Mary Joy Breton: We All Pitched In
When the Dean family lost their Minneapolis home during the Great Depression, the whole family pitched in to build a new life in rural Eden Prairie. Mary Joy Dean Breton remembered the hard work and perserverance, and the kindness of neighbors, needed to make a living from the family's one-acre truck farm in her story, Living Off The Land.
Story Excerpts
Starting a Farm
A generous friend, Mr. Lathrop, who owned a lumber yard in Minneapolis let us have enough lumber on credit to build a crude one-room, shoe-box shelter. But we had to pay cash to the contractor to construct it, as well as to the well driller. During construction we slept in a rented house in Bloomington where we had spent the winter of 1932-33. By day we worked on clearing the weeds and oats from our acre in preparation for planting vegetables. Even after plowing and harrowing the ground and pulling out the oats, the grain kept coming back up…raising vegetables meant food for the coming winter. So all of us had to pitch in and continue working. The soil was sticky clay, though, and difficult to cultivate. Worse yet, we were inexperienced gardeners. Of the two thousand strawberry plants my mother set out, only five hundred survived the dry spring. Until the well was dug, we had to haul water in milk cans from a neighbor to water what we had planted.

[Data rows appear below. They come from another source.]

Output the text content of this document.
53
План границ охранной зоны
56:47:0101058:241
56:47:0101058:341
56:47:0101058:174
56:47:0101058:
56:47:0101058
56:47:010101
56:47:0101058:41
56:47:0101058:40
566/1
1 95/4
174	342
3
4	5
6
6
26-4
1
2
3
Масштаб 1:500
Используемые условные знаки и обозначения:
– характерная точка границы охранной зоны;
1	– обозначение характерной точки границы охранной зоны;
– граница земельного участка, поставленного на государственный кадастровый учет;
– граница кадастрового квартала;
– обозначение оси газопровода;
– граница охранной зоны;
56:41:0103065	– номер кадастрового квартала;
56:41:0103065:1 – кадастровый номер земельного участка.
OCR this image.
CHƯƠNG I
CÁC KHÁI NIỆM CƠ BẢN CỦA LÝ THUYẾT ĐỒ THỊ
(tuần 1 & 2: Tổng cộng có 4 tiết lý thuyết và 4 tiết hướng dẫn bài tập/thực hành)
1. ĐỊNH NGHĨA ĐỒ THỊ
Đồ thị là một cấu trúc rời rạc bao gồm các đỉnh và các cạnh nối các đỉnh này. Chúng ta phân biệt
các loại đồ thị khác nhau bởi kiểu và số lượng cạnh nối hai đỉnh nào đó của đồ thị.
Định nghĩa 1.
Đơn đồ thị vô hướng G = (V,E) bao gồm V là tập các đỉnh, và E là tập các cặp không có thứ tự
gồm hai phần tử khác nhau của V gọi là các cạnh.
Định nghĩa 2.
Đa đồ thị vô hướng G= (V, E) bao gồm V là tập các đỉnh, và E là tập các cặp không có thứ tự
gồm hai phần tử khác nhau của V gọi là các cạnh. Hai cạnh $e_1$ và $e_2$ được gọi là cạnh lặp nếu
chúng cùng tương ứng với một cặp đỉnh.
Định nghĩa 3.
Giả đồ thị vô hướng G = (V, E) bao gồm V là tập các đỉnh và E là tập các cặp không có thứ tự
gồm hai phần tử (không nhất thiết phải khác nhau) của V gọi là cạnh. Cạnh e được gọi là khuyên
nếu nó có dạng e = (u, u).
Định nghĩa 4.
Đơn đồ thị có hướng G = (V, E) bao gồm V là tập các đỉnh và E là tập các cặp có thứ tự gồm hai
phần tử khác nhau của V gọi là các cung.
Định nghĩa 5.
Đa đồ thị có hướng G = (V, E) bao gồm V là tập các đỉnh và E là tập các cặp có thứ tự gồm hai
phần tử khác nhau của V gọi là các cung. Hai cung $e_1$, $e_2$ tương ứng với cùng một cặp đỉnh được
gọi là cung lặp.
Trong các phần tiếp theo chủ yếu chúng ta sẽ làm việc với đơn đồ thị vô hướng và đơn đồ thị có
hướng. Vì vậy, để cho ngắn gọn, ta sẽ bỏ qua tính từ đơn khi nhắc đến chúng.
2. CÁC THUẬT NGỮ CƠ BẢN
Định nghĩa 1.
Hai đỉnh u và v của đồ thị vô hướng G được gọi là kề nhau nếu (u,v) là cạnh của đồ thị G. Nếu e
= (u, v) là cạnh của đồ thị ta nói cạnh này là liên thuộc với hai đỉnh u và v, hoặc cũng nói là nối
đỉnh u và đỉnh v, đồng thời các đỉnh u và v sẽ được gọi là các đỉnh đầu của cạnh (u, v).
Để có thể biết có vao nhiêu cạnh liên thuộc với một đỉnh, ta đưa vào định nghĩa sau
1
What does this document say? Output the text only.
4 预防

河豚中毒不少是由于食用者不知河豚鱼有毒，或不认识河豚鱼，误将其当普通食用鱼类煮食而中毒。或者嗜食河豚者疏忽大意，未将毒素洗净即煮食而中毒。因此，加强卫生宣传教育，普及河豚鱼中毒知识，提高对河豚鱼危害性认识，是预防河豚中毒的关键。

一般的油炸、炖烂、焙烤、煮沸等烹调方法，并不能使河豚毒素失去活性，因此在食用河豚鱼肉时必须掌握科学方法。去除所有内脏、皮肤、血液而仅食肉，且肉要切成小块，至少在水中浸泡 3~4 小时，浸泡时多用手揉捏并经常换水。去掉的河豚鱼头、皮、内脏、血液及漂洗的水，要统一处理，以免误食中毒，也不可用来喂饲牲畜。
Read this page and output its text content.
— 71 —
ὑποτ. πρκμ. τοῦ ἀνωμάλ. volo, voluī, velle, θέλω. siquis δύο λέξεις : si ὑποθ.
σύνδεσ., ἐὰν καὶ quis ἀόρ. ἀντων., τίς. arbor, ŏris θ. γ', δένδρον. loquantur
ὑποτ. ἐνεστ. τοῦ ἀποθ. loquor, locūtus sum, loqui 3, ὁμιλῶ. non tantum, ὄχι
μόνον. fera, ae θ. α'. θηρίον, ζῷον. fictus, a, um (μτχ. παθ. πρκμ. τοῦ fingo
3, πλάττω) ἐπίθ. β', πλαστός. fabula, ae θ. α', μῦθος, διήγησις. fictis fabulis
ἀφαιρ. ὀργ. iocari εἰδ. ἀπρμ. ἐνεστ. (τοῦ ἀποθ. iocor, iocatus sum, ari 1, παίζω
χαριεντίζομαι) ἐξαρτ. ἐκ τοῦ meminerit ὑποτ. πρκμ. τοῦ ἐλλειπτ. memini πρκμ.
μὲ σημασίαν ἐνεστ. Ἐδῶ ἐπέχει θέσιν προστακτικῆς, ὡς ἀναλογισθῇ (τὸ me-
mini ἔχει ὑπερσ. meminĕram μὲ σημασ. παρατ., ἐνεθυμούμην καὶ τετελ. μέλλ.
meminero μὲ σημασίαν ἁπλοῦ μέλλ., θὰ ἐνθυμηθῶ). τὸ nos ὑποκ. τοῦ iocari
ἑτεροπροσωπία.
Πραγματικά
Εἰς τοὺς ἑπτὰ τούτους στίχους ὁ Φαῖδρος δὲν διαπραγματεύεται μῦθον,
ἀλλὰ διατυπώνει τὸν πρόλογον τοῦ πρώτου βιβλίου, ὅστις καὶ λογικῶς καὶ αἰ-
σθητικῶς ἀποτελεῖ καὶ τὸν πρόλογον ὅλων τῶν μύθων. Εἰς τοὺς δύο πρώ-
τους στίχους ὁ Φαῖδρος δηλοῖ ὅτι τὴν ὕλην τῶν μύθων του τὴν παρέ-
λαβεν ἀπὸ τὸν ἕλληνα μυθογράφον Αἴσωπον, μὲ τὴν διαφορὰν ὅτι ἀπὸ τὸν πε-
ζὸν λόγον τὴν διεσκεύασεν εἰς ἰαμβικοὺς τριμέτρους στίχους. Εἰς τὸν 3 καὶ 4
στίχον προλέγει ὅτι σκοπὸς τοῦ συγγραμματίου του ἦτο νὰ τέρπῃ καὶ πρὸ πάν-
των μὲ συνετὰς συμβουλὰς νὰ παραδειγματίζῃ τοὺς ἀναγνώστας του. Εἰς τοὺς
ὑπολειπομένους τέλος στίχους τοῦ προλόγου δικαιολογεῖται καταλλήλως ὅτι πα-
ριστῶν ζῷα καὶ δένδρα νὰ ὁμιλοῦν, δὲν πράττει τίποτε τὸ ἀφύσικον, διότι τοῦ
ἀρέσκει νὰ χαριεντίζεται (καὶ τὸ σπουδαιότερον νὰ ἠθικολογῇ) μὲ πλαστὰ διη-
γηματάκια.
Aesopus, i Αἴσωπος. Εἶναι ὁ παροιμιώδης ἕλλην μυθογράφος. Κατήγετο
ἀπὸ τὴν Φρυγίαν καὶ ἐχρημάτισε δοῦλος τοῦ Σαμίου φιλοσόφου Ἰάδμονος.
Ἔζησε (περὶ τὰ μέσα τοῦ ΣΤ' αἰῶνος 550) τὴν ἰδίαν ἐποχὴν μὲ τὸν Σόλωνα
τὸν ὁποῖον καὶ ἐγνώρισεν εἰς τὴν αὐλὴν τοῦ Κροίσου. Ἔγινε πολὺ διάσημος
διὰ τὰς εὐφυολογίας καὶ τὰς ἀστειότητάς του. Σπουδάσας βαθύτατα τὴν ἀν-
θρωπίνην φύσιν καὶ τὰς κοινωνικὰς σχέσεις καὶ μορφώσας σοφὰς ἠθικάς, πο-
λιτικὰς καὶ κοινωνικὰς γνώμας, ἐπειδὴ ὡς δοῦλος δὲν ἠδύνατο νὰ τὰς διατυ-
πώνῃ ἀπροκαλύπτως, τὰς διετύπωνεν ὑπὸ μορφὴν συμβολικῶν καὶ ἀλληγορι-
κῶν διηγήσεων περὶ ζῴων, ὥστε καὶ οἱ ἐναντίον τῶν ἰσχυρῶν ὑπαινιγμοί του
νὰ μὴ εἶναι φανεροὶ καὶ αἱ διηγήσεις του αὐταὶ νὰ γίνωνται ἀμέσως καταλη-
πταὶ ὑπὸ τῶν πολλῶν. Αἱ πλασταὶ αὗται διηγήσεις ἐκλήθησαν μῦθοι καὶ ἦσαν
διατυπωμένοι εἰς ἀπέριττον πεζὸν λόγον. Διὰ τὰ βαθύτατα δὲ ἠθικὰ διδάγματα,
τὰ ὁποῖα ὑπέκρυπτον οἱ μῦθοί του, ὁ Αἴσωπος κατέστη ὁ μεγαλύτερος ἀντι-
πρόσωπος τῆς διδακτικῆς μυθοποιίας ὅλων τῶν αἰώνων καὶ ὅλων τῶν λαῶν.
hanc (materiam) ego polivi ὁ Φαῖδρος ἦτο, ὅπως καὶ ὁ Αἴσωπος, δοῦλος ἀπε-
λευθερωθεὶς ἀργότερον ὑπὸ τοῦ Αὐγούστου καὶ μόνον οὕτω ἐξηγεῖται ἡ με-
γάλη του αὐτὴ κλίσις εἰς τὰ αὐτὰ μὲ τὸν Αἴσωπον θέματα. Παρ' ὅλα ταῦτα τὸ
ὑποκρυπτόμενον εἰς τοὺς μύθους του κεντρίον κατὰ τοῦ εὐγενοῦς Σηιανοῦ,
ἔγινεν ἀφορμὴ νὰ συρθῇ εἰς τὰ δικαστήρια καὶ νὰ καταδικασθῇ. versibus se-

My mother and I created a bed of annual flowers—mostly zinnias—in one area. I squatted beside her as she dropped seeds into the soil channel we had hoed. "We'll sell fresh cut flowers along the highway. They will be our cash crop." Kind neighbors who had started a nursery business gave us poplar tree seedlings and a few small shrubs including roses—my father's favorite flower. His father had been a gardener on a "gentleman's estate" in his native Cornwall, England.
We worked to enrich and aerate the clay soil on our Eden Prairie acre by adding manure given to us by neighboring farmers. We also hauled peat from the bog in an adjacent valley. We buried our organic kitchen garbage between our vegetable crop rows and maintained a compost pile. During the summers when my mother had to work in the garden, much of the housework and cooking fell to me, the only girl. We cooked on a three-burner kerosene stove using a portable metal oven over one burner when we wished to bake.
Growing and Preserving our Own Food
During harvest time in the late summer, an oblong copper boiler covering two burners of the kerosene stove bubbled away 24 hours a day while my mother—often staying up all night—canned the tomatoes, corn, beans and other vegetables we had raised along with apples and peaches contributed by generous neighbors. We stored potatoes, squash, carrots and cabbages in our earthen cellar under the house. One onion farmer gave us all we could harvest ourselves. Another sold us all the asparagus we could cut for fifty cents a bushel. We bought and carried home raw milk in gallon buckets straight from the Holstein cows on a neighboring dairy farm.
Source
Breton, Mary Joy, Living Off The Land. Minnesota Historical Society: Share Your Story, 2006.